QUÉBEC — Le ministre de la Santé, Christian Dubé, choisit un «duo complémentaire» pour diriger Santé Québec. Issue du secteur privé, la gestionnaire Geneviève Biron prend la tête de la nouvelle société d’État, alors que Frédéric Abergel – qui était jusqu’à sa nomination PDG du CHUM – devient vice-président exécutif aux opérations et à la transformation.
Mme Biron est l’ancienne présidente et directrice générale de Biron Groupe Santé, fondé par son père, Denis Biron. Lundi, devant les journalistes, la «top gun» de Christian Dubé a indiqué ne pas être «gênée d’arriver du privé».
«J’ai 30 ans d’expérience dans des entreprises où le service à la clientèle et l’excellence opérationnelle, c’était au cœur des motivations. C’est avec ce regard-là que je souhaite arriver avec des idées innovantes», a dit la première présidente et cheffe de la direction (PCD) de Santé Québec.
Avec ses antécédents, pourrait-elle être ouverte à ce qu’il y ait plus de privé dans la santé au Québec? «Je suis vraiment concentrée sur le système public et ça va être ça ma priorité», a-t-elle répondu.
Mme Biron ne détient plus d’intérêt dans son entreprise familiale et a assuré qu’un «écran déontologique» serait mis en place.
«Cet écran prévoit qu’aucun échange ne soit possible relativement à tout dossier lié au domaine de la santé dans lequel sa famille ou son mari pourrait être impliqué sur le plan professionnel et qui pourrait avoir un lien avec Santé Québec ou les institutions ou organismes que Santé Québec chapeaute», peut-on lire dans le communiqué du gouvernement.
La PCD de Santé Québec s’est aussi engagée à faire preuve de transparence avec la population. «On va communiquer nos résultats et au travers de tout cela on va parler à la communauté journalistique», a-t-elle assuré.
«Exactement le duo qu’on voulait avoir»
Geneviève Biron a été nommée pour trois ans et son salaire annuel de base, établi à 567 000 $, sera majoré de 15 % (85 050 $) pendant les deux premières années de son mandat. Elle gagnera donc 652 050 $ par année pendant deux ans.

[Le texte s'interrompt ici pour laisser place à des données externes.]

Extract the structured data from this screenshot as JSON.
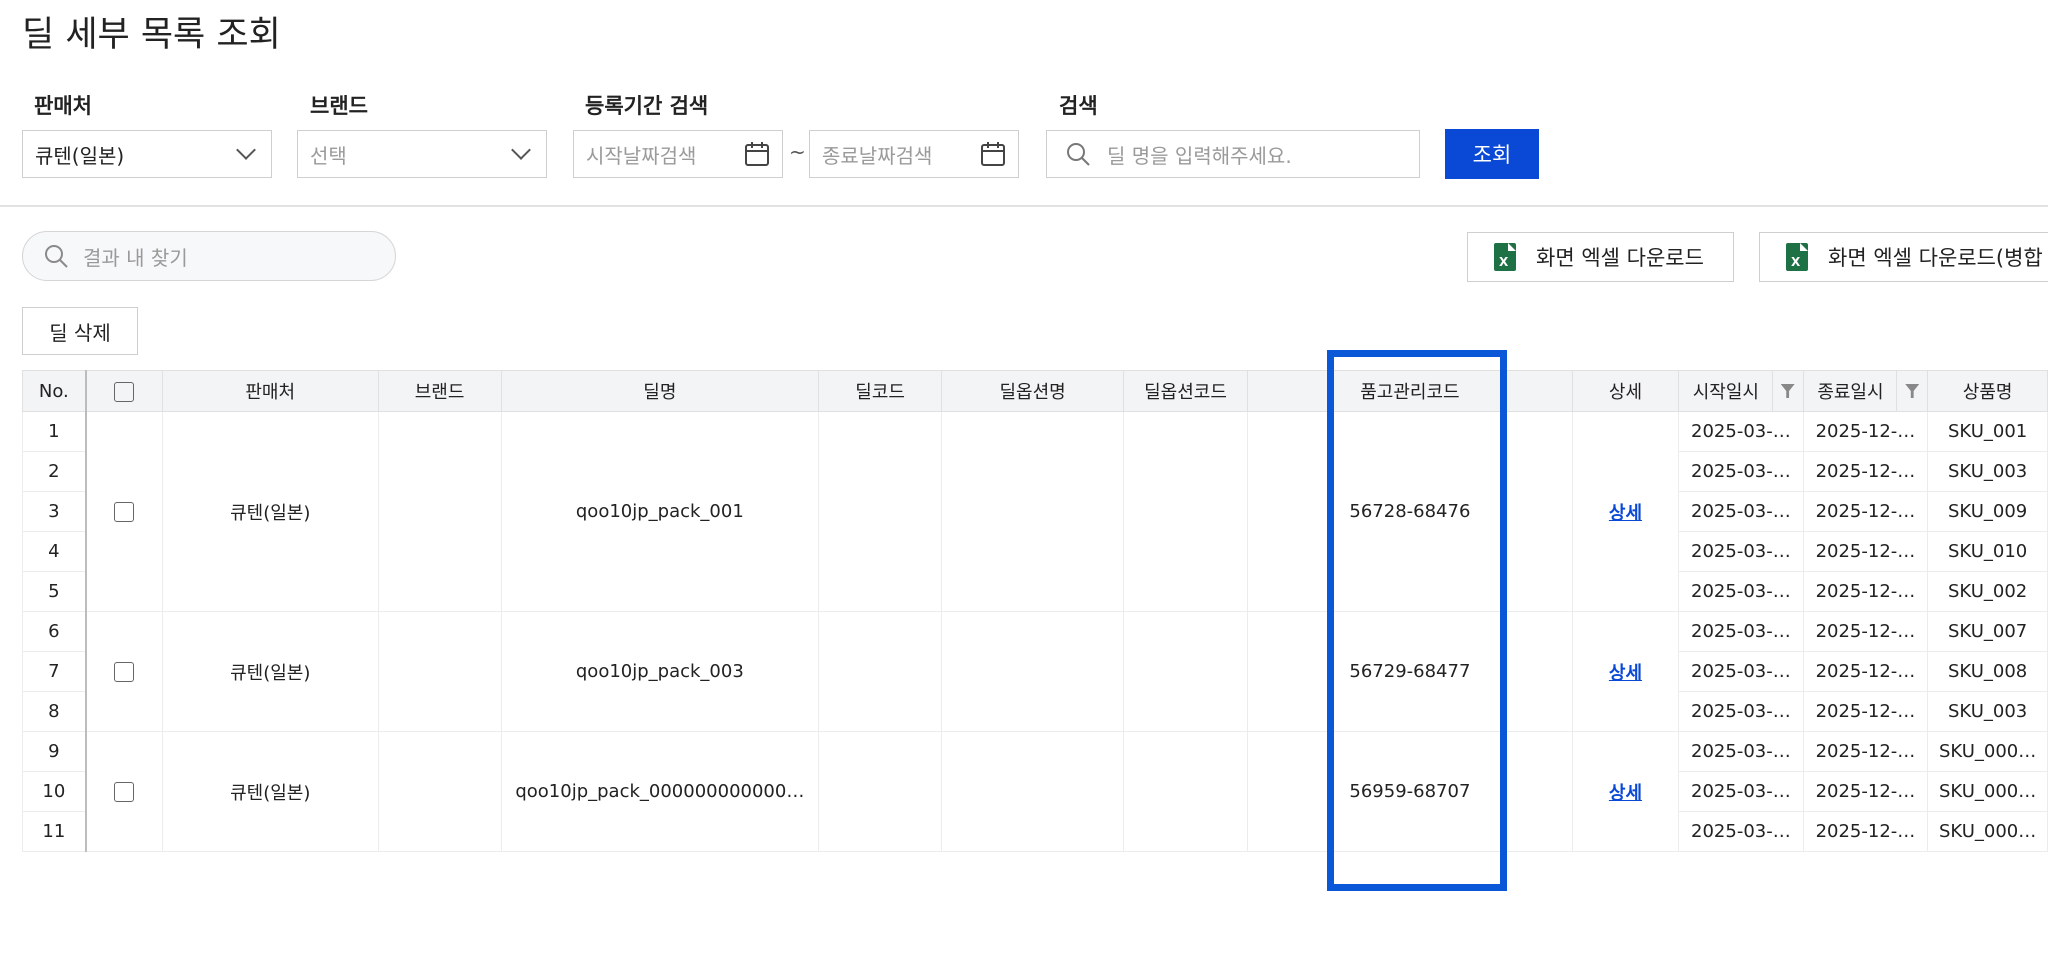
{
  "page": {
    "title": "딜 세부 목록 조회"
  },
  "filters": {
    "seller_label": "판매처",
    "seller_value": "큐텐(일본)",
    "brand_label": "브랜드",
    "brand_value": "선택",
    "period_label": "등록기간 검색",
    "start_placeholder": "시작날짜검색",
    "tilde": "~",
    "end_placeholder": "종료날짜검색",
    "search_label": "검색",
    "search_placeholder": "딜 명을 입력해주세요.",
    "search_button": "조회"
  },
  "toolbar": {
    "result_search_placeholder": "결과 내 찾기",
    "excel_download": "화면 엑셀 다운로드",
    "excel_download_merged": "화면 엑셀 다운로드(병합",
    "delete_deal": "딜 삭제"
  },
  "icons": {
    "excel": "X"
  },
  "table": {
    "headers": {
      "no": "No.",
      "seller": "판매처",
      "brand": "브랜드",
      "deal_name": "딜명",
      "deal_code": "딜코드",
      "option_name": "딜옵션명",
      "option_code": "딜옵션코드",
      "stock_code": "품고관리코드",
      "detail": "상세",
      "start": "시작일시",
      "end": "종료일시",
      "product": "상품명"
    },
    "groups": [
      {
        "seller": "큐텐(일본)",
        "deal_name": "qoo10jp_pack_001",
        "stock_code": "56728-68476",
        "detail": "상세"
      },
      {
        "seller": "큐텐(일본)",
        "deal_name": "qoo10jp_pack_003",
        "stock_code": "56729-68477",
        "detail": "상세"
      },
      {
        "seller": "큐텐(일본)",
        "deal_name": "qoo10jp_pack_000000000000…",
        "stock_code": "56959-68707",
        "detail": "상세"
      }
    ],
    "rows": [
      {
        "no": "1",
        "start": "2025-03-…",
        "end": "2025-12-…",
        "product": "SKU_001"
      },
      {
        "no": "2",
        "start": "2025-03-…",
        "end": "2025-12-…",
        "product": "SKU_003"
      },
      {
        "no": "3",
        "start": "2025-03-…",
        "end": "2025-12-…",
        "product": "SKU_009"
      },
      {
        "no": "4",
        "start": "2025-03-…",
        "end": "2025-12-…",
        "product": "SKU_010"
      },
      {
        "no": "5",
        "start": "2025-03-…",
        "end": "2025-12-…",
        "product": "SKU_002"
      },
      {
        "no": "6",
        "start": "2025-03-…",
        "end": "2025-12-…",
        "product": "SKU_007"
      },
      {
        "no": "7",
        "start": "2025-03-…",
        "end": "2025-12-…",
        "product": "SKU_008"
      },
      {
        "no": "8",
        "start": "2025-03-…",
        "end": "2025-12-…",
        "product": "SKU_003"
      },
      {
        "no": "9",
        "start": "2025-03-…",
        "end": "2025-12-…",
        "product": "SKU_000…"
      },
      {
        "no": "10",
        "start": "2025-03-…",
        "end": "2025-12-…",
        "product": "SKU_000…"
      },
      {
        "no": "11",
        "start": "2025-03-…",
        "end": "2025-12-…",
        "product": "SKU_000…"
      }
    ]
  },
  "colors": {
    "accent": "#0a49d6",
    "highlight": "#0a57d8",
    "excel": "#1e7145"
  }
}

Christian Dubé a également annoncé la nomination de Frédéric Abergel comme vice-président exécutif aux opérations et à la transformation. M. Abergel était président-directeur général du Centre hospitalier de l’Université de Montréal depuis 2023. «Je pense qu’on a exactement le duo qu’on voulait avoir», a affirmé le ministre de la Santé.

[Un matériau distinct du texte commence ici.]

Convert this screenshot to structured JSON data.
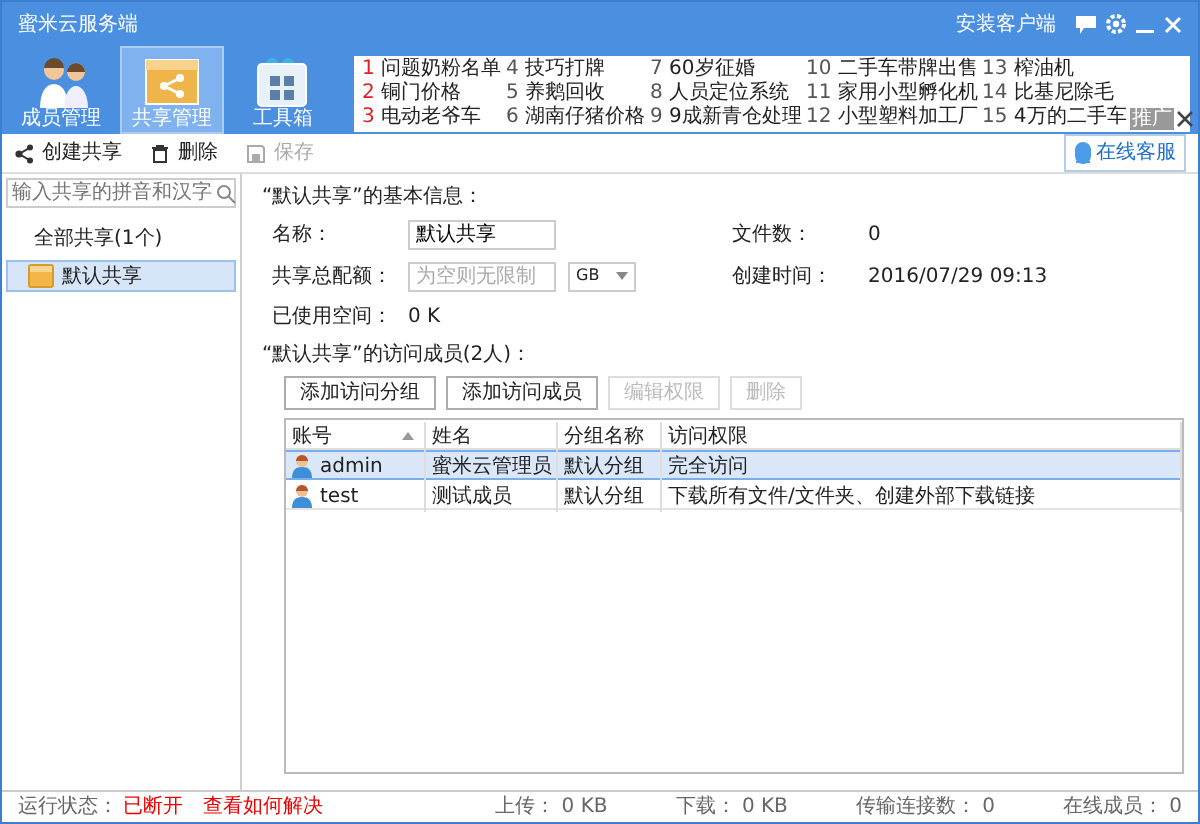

L’agence Santé Québec a été instaurée en vertu du projet de loi 15 — adopté sous le bâillon en décembre dernier — par l’Assemblée nationale.
La dirigeante de Santé Québec sera la cheffe d’orchestre de l’entièreté du réseau de la santé et elle aura pour principal mandat de coordonner et d’évaluer la prestation de services de santé et de services sociaux de la nouvelle agence.
Mme Biron devra aussi s’assurer de la disponibilité des ressources humaines, matérielles, financières et informationnelles de Santé Québec.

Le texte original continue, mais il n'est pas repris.